To narrow, apathetic natures, the icy routine of habit will more easily replace the varied flow of life. They will fit into their harness sooner, and become as much interested in the gossip of the house or the order, the election of superiors, or the scandal of some neighbouring nunnery, as they would have become in the gossip of the town or village they would have lived in, in the world.
But warm hearts and high spirits—these will chafe and struggle, and dream they have reached depths of self-abasement, or soared to heights of mystical devotion, and then awake, with bitter self-reproaches, to find themselves too weak to cope with some small temptation, like Aunt Agnes.
These I will help all I can. But I have learned, since I came to Nimptschen, that it is a terrible and perilous thing to take the work of the training of our souls out of God's hands into our own. The pruning-knife in his hands must sometimes wound and seem to impoverish; but in ours it cuts, and wounds, and impoverishes, and does not prune. We can, indeed, inflict pain on ourselves; but God alone can make pain healing, or suffering discipline.

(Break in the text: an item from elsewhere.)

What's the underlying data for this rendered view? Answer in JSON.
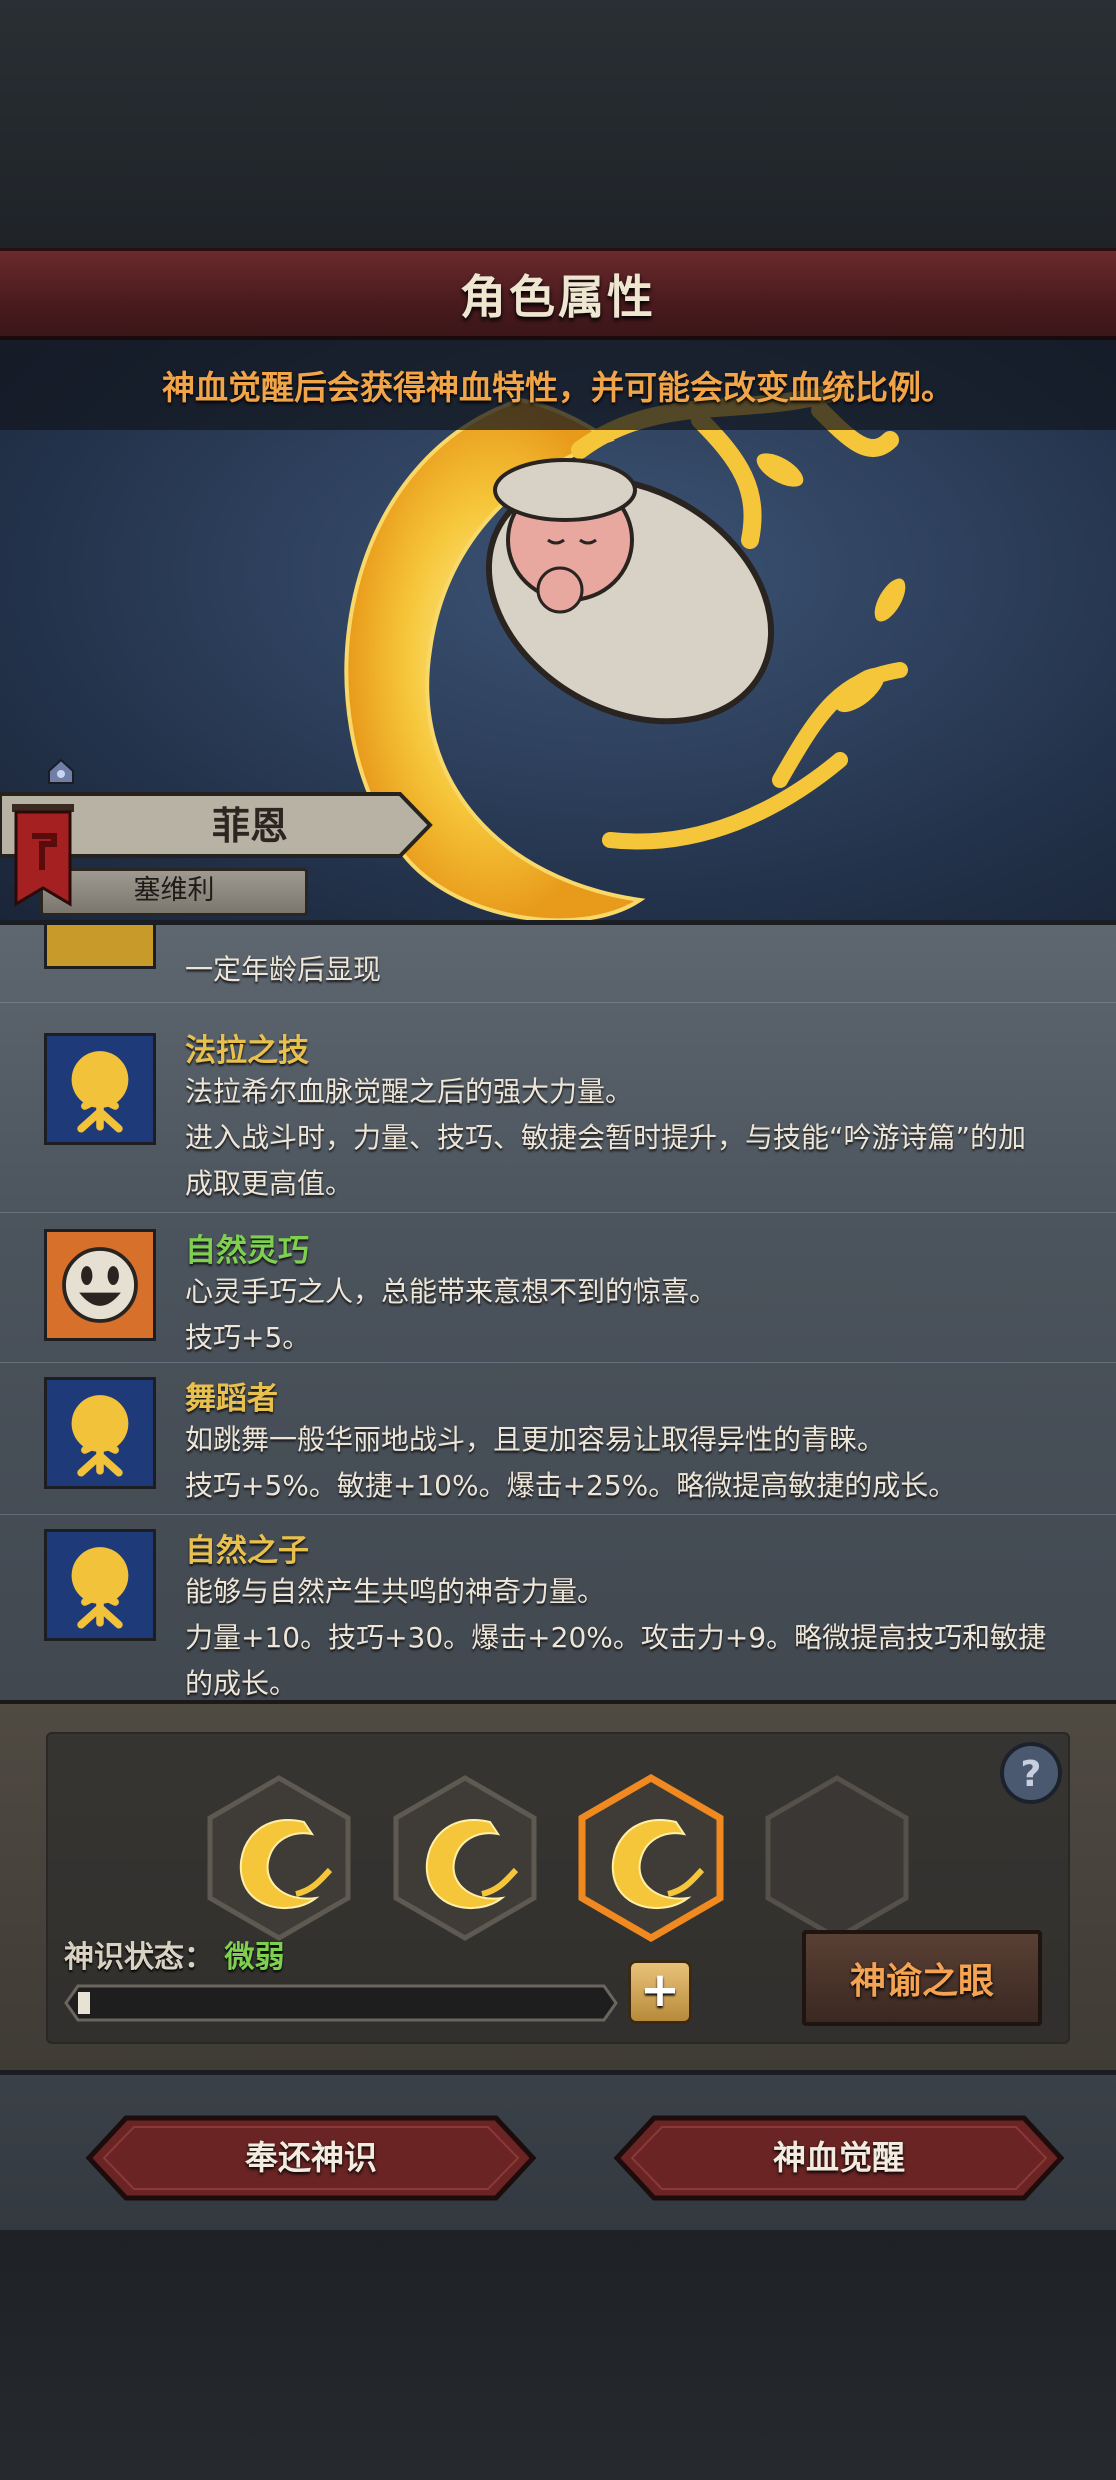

I can only pray that, however mistaken many may be in immuring themselves here, Thou who art the Good Physician wilt take us, with all our useless self-inflicted wounds, and all our wasted, self-stunted faculties, and as we are and as thou art, still train us for thyself.
The infirmary is what interests me most. Having secluded ourselves from all the joys and sorrows and vicissitudes of common life, we seem scarcely to have left anything in God's hands, wherewith to try our faith and subdue our wills to his, except sickness. Bereavements we cannot know who have bereaved ourselves of all companionship with our beloved for evermore on earth. Nor can we know the trials either of poverty or of prosperity, since we can never experience either; but, having taken the vow of voluntary poverty on ourselves, whilst we can never call anything individually our own, we are freed from all anxieties by becoming members of a richly-endowed order.
Sickness only remains beyond our control; and, therefore, when I see any of the sisterhood laid on the bed of suffering, I think—
"God has laid thee there!" and I feel more sure that it is the right thing.
I still instruct the novices; but sometimes the dreary question comes to me—
"For what am I instructing them?"
Life has no future for them—only a monotonous prolonging of the monotonous present.